Depois de ter lido, com alto sacrifício, o entediante e oco, mas ideologicamente pretencioso, “Memorial do Convento”, ainda insisti e, dada a propaganda, cedi na leitura do “Ensaio sobre a Cegueira”. Despertou-me a curiosidade saber o que queria o homem dizer com aquela chatice. Pensei, pensei, acabando por concluir que se tratava de uma mensagem marxista: os cegos (as pessoas) só se “salvam” quando dirigidas pelas “vanguardas esclarecidas” (a mulher que via), velha e relha teoria da vulgata totalitária. Fiquei informado, e farto. A história do autor era o que se tinha ficado a saber nos idos de 75, com muito molho: saneamentos políticos, artigos soviéticos, pancadaria na mulher e na filha, etc . Tal história não podia ser mais ordinária, o que, confesso, me causava e causa algum parti pris.
Vem isto a propósito da actual gritaria sobre a defunta celebridade. Galardoado com todas as distinções da República, premiado com a concessão de um imóvel de grande significado para Lisboa e para o país e com uma fundação largamente financiada com dinheiros públicos, além de com uma praça histórica onde impera requintado memorial, parece só faltar a Saramago uma reserva num camarote de primeira no panteão de Santa Engrácia.
Aceito que o Sousa Lara meteu a pata na poça quando impediu que um livro dele fosse candidato a um prémio qualquer. E meteu-a, não por não o candidatar mas pelos argumentos usados, altamente ofensivos para o nacional-esquerdismo, em vez de, simplesmente, com razão ou sem ela, ter posto em causa a valia literária da obra.
Através do senhor de Belém, Sousa Lara recebeu ontem a republicana descompostura. Que passe. O que não passa é a extrapolação que por aí se faz: a culpa não foi dele, foi do PM Cavaco Silva. As mesmas pessoas (por exemplo uma tal Lopes, no “Público”) que não atribuem ao intocável Costa as asneiras, as indignidades, as faltas, as falácias, as mentiras, as trapalhadas dos ministros da geringonça, gritam que a “culpa” do Lara foi do Cavaco. Vivemos nisto. As responsabilidades que, gratuitamente ou não, se assacam a uns, deixam de o ser quando de outros se trata.

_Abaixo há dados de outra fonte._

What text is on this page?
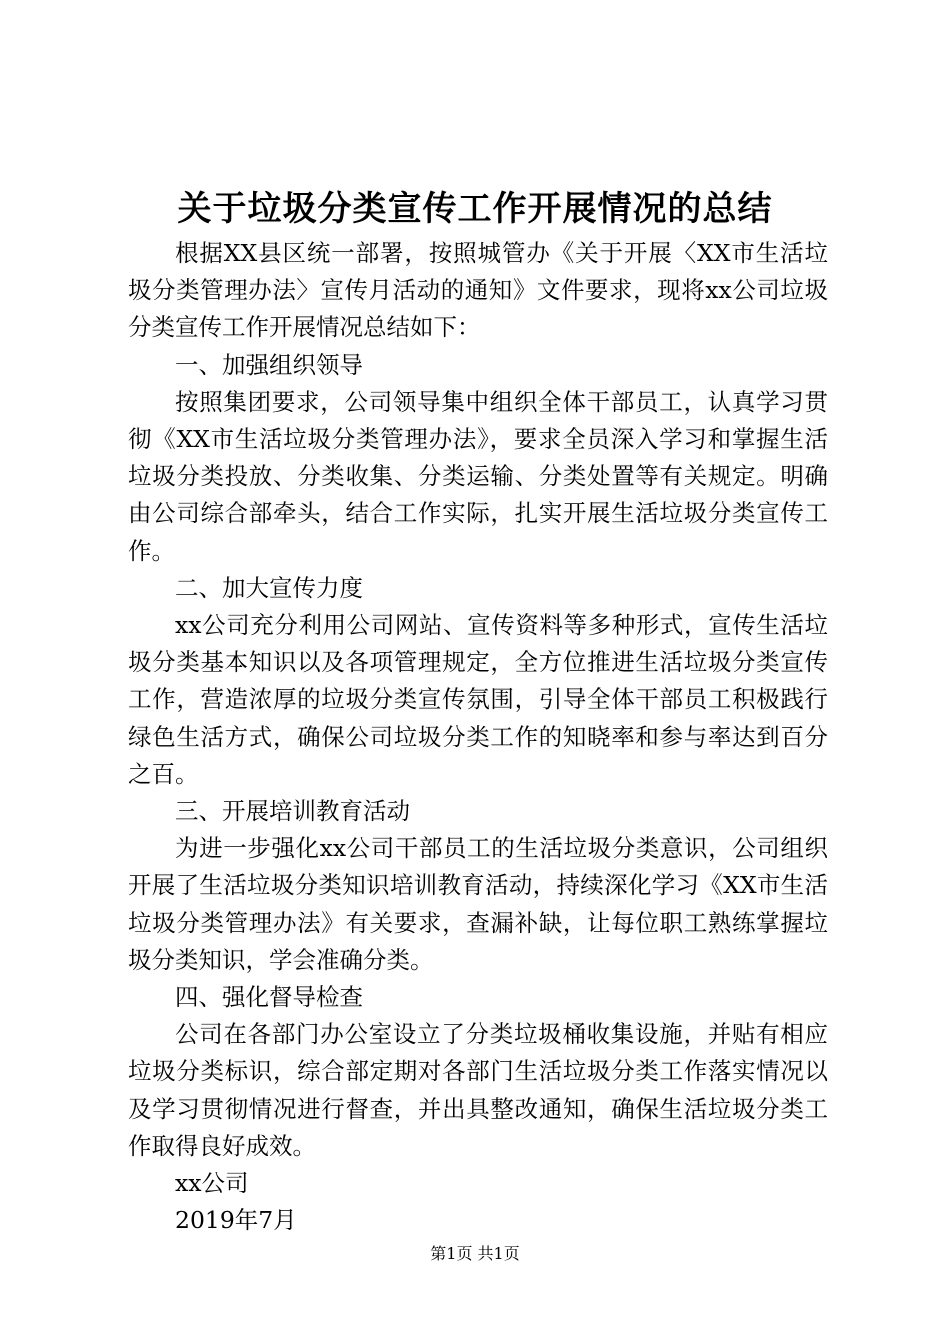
关于垃圾分类宣传工作开展情况的总结

根据XX县区统一部署，按照城管办《关于开展〈XX市生活垃圾分类管理办法〉宣传月活动的通知》文件要求，现将xx公司垃圾分类宣传工作开展情况总结如下：

一、加强组织领导

按照集团要求，公司领导集中组织全体干部员工，认真学习贯彻《XX市生活垃圾分类管理办法》，要求全员深入学习和掌握生活垃圾分类投放、分类收集、分类运输、分类处置等有关规定。明确由公司综合部牵头，结合工作实际，扎实开展生活垃圾分类宣传工作。

二、加大宣传力度

xx公司充分利用公司网站、宣传资料等多种形式，宣传生活垃圾分类基本知识以及各项管理规定，全方位推进生活垃圾分类宣传工作，营造浓厚的垃圾分类宣传氛围，引导全体干部员工积极践行绿色生活方式，确保公司垃圾分类工作的知晓率和参与率达到百分之百。

三、开展培训教育活动

为进一步强化xx公司干部员工的生活垃圾分类意识，公司组织开展了生活垃圾分类知识培训教育活动，持续深化学习《XX市生活垃圾分类管理办法》有关要求，查漏补缺，让每位职工熟练掌握垃圾分类知识，学会准确分类。

四、强化督导检查

公司在各部门办公室设立了分类垃圾桶收集设施，并贴有相应垃圾分类标识，综合部定期对各部门生活垃圾分类工作落实情况以及学习贯彻情况进行督查，并出具整改通知，确保生活垃圾分类工作取得良好成效。

xx公司

2019年7月

第1页 共1页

Só mais uma palavrinha sobre este triste assunto. A que é devida à viúva do ido, senhora que se pavoneia como uma rainha por essa Lisboa fora e pelo país dentro, a quem a República confere sustento, fama e honrarias, mas que, passadas décadas na companhia de um português e outras tantas por cá sem ele, ainda não se deu ao trabalho de aprender a lígua de Camões e, já agora, do companheiro. Uma bofetada quase quotidiana na nossa cara. Um bom exemplo da indignidade dos portugueses que se deslumbram com esta gente.